PAK AMIEN  
Home | Depan 

Manhaj Tarjih Muhammadiyah

 
 

sumber : www.e-amienrais.com  

Islam Substansial

 

“Tidak Ada Negara Islam”, demikian majalah Panji Masyarakat No. 376, Th 1982, memilih judul hasil wawancaranya dengan Amien Rais yang baru saja kembali ke tanah air setelah menyelesaikan studi doktornya bidang politik di Amerika. Pemikiran Amien Rais tentang konsep negara dalam perspektif Islam ini kemudian menda­pat tanggapan positif dari mantan tokoh Masyumi Mohamad Roem dalam majalah yang sama pada edisi berikutnya.

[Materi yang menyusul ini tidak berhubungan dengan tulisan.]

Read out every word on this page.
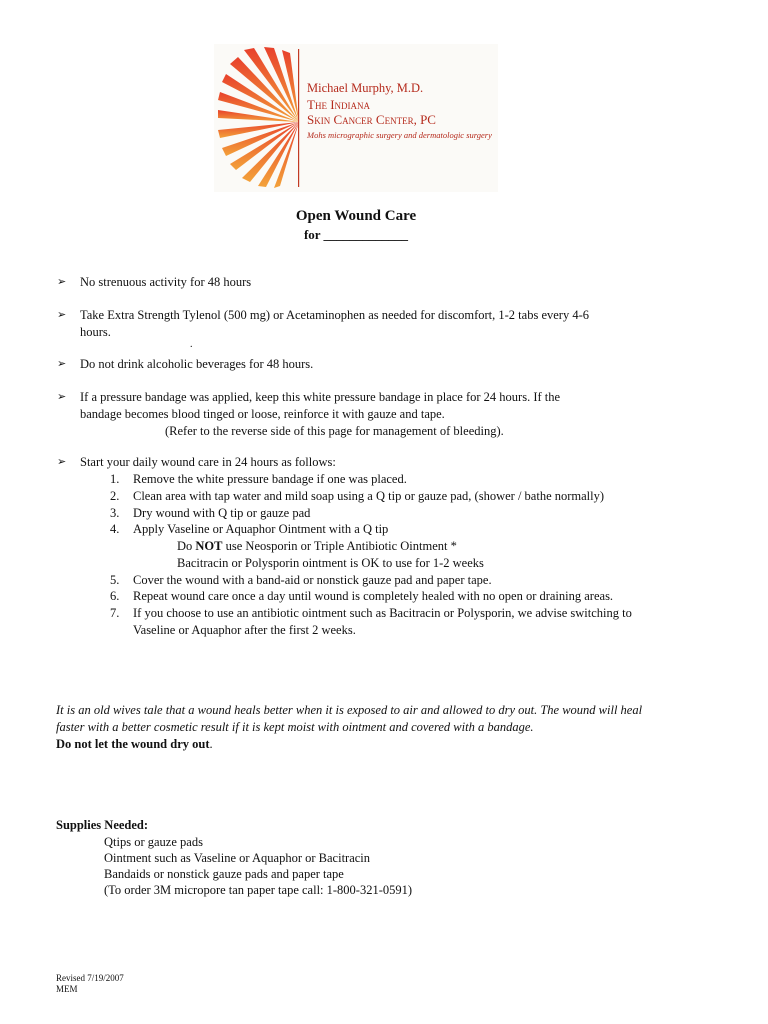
Michael Murphy, M.D.
The Indiana
Skin Cancer Center, PC
Mohs micrographic surgery and dermatologic surgery
Open Wound Care
for _____________
➢ No strenuous activity for 48 hours
➢ Take Extra Strength Tylenol (500 mg) or Acetaminophen as needed for discomfort, 1-2 tabs every 4-6
hours.
.
➢ Do not drink alcoholic beverages for 48 hours.
➢ If a pressure bandage was applied, keep this white pressure bandage in place for 24 hours. If the
bandage becomes blood tinged or loose, reinforce it with gauze and tape.
(Refer to the reverse side of this page for management of bleeding).
➢ Start your daily wound care in 24 hours as follows:
1. Remove the white pressure bandage if one was placed.
2. Clean area with tap water and mild soap using a Q tip or gauze pad, (shower / bathe normally)
3. Dry wound with Q tip or gauze pad
4. Apply Vaseline or Aquaphor Ointment with a Q tip
Do NOT use Neosporin or Triple Antibiotic Ointment *
Bacitracin or Polysporin ointment is OK to use for 1-2 weeks
5. Cover the wound with a band-aid or nonstick gauze pad and paper tape.
6. Repeat wound care once a day until wound is completely healed with no open or draining areas.
7. If you choose to use an antibiotic ointment such as Bacitracin or Polysporin, we advise switching to
Vaseline or Aquaphor after the first 2 weeks.
It is an old wives tale that a wound heals better when it is exposed to air and allowed to dry out. The wound will heal
faster with a better cosmetic result if it is kept moist with ointment and covered with a bandage.
Do not let the wound dry out.
Supplies Needed:
Qtips or gauze pads
Ointment such as Vaseline or Aquaphor or Bacitracin
Bandaids or nonstick gauze pads and paper tape
(To order 3M micropore tan paper tape call: 1-800-321-0591)
Revised 7/19/2007
MEM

Sebagaimana ditulis Panji Masyarakat, Amien me­nyatakan:

Islamic State atau negara Islam, saya kira tidak ada dalam Al Qur’an maupun dalam Al Sunnah. Oleh karena itu, tidak ada perintah dalam Islam untuk menegakkan negara Islam. Yang lebih penting adalah selama suatu negara menjalankan etos Islam, kemu­dian menegakkan keadilan sosial dan menciptakan suatu masyarakat yang egalitarian, yang jauh dari eksploitasi manusia atas ma­nusia maupun eksploitasi golongan atas golongan lain, berarti menurut Islam sudah dipandang negara yang baik. Apalah artinya suatu negara menggunakan Islam sebagai dasar negara, kalau ternyata hanya formalitas kosong?”

Dari pernyataan di atas nampak jelas pemikiran politiknya yang lebih mengutamakan substansi daripada simbol, atau lebih menekankan isi daripada wadah. Pemikiran seperti ini secara konsisten terus diperjuangkannya dalam berbagai artikulasi sesuai dengan perkembangan situasi. Ketika mengomentari pertemuannya dengan Gus Dur di Masjid Sunda Kelapa, 1 Desember 1996, ia menyatakan:

“Jadi, saya setuju bahwa pengejawantahan nilai-nilai Islam lebih penting daripada mewujudkannya dalam bentuk institusional. Kalau keyakinan saya, saya memegang benang merah Al Qur’an, yaitu keadilan. Hal yang pertama disuruh Allah Swt untuk ditegakkan adalah keadilan, baru kemudian kebajikan, kemudian ihsan. Baru kemudian menghindari kezaliman.

“Jadi, buat saya, tanpa label Islam, bila kita sudah mampu membangun kehidupan ekonomi yang kurang-lebih adil, kehidupan hukum yang kurang-lebih adil, kehidupan pendidikan yang tidak feodalistik lagi, yah itulah yang dimaui Islam. Jadi gampang saja, saya tidak mementingkan label, tapi pada visinya. Karena, bisa saja sebuah negara tanpa label Islam tapi lebih Islami.”